The Mining, Minerals, and Sustainable Development Project (MMSD), a program began in April 2000 and managed by the International Institute for Environment and Development (IIED) based in London, in collaboration with the World Business Council for Sustainable Development, is aimed at "understanding how to maximize the contribution of the mining and mineral sector to sustainable development at the global, national, regional and local levels," and formulating a "clear agenda for global change in the minerals sector…with clear mechanisms for moving forward."
The MMDS Project’s final report, entitled Breaking New Ground (May 2002), included among others the Marcopper Mining Disaster in Marinduque as a case linked to its discussion of Terminal Liabilities (Chapter 14, p.348). In the report it was stated: "A key governance challenge in the minerals sector is the issue of closure costs or long-term liabilities…Sustainable development requires a long-term approach to decision-making. Investment in long-term, durable solutions is unlikely to be made unless the company, the government, and others take responsibility for closure costs and regard them as part of the costs of mining. All too often there is the assumption that someone else will pay – in the future."

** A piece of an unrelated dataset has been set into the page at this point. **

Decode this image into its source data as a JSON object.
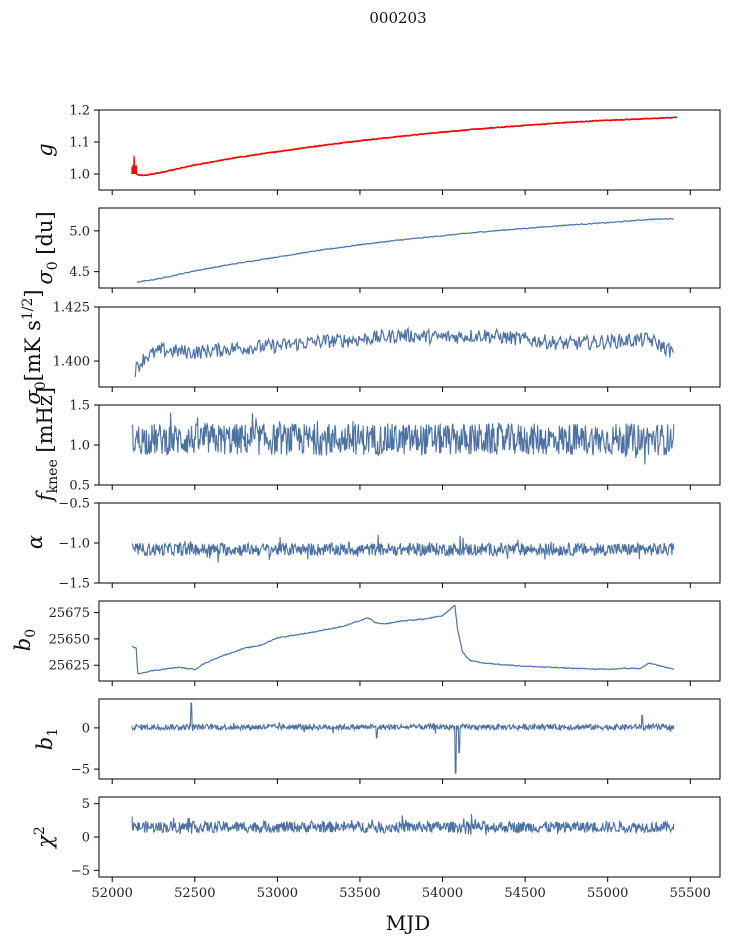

In another article entitled "Time to Get Real: The Necessity of Legal Accountability for Responsible Transnational Commerce" (2007), author Reibstein noted that there is as yet no system of international law that effectively holds companies liable for damages that they might cause in other countries. He stresses the need for accountability in a world of international commerce that has virtually no international body to which victims of torts and crimes by transnational entities can appeal. He asserts that the role of government is to create a clear legal framework for the accountability of corporations while the role of corporations is to submit themselves to legal process binding them internationally to principles they already accept when doing business at home.
Considering the overarching impacts of the mining industry as well as the seeming lack of a framework that would clearly define roles and responsibilities, there is indeed urgent need for improved and updated "legislative, regulatory and juridical instruments" in holistically approaching questions relative to the environmental impacts of mining companies. Leaders of local communities should also recognize the need for a better balance between risks and opportunities, putting in mind the sustainable development principles of "maximum human well-being" and "respect and reinforcement of the fundamental rights of human beings, including civil and political liberties, cultural autonomy, social and economic freedoms, and personal security. The issue of strong governance is central, from the commencement of mining activities to the closure of sites. "For good governance to work, there will need for clarity and consistency in how the responsibility for minerals and sustainable development is understood and shared locally, nationally, and globally. Agreed standards and benchmarks will need to be established, together with agreed mechanisms to deal with the (negative) legacy of past mining operations and the future effects of today’s activities.
There remains much to be done in making mining corporations liable for whatever harm their activities cause to the environment and to the people. Reparation of damage should not end in mere efforts for the restoration of a polluted river, or in the payment of damaged crops and crop lands. Remediation should transcend the boundaries of physical restoration and extend beyond monetary consolation for those extremely affected by imprudent mineral production. Mining companies should likewise recognize the value of responsible corporate mining as their contribution to sustainable development.